Einen ganzen Haufen Zahlen liefert die Landesregierung aber doch und da stellt sich mir die Frage: Wie soll man die schier unglaubliche Masse von 260.630 Fällen allein im Land Brandenburg denn noch anders als statistisch beurteilen?

Immerhin kommen zu meinen Fragen 3.4 und 3.5 durchaus konkrete Angaben. So waren zum 30. Juni 2009 1.000 verwaltungsrechtliche Verfahren in dieser Angelegenheit noch nicht abgeschlossen. Und nahezu sämtliche dieser Verfahren laufen seit der Antragstellung bereits mehr als 15 Jahre.

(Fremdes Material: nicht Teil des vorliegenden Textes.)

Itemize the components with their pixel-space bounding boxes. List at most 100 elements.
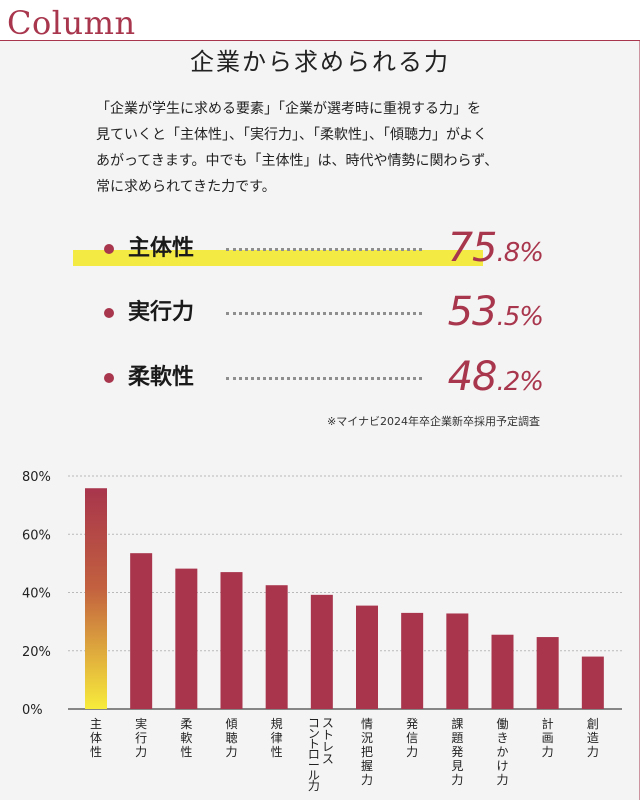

“Nahezu sämtliche” bezieht sich darauf, dass nicht erfasst ist, ob sich unter diesen 1.000 Verfahren vielleicht auch solche befinden, die von den Gewerkschaften oder von der “Conference on Jewish Material Claims against Germany” angestrengt wurden. Für etliche dieser Fälle gelten nämlich längere Fristen für Neuanmeldungen, so dass sie möglicherweise noch keine 15 Jahre laufen.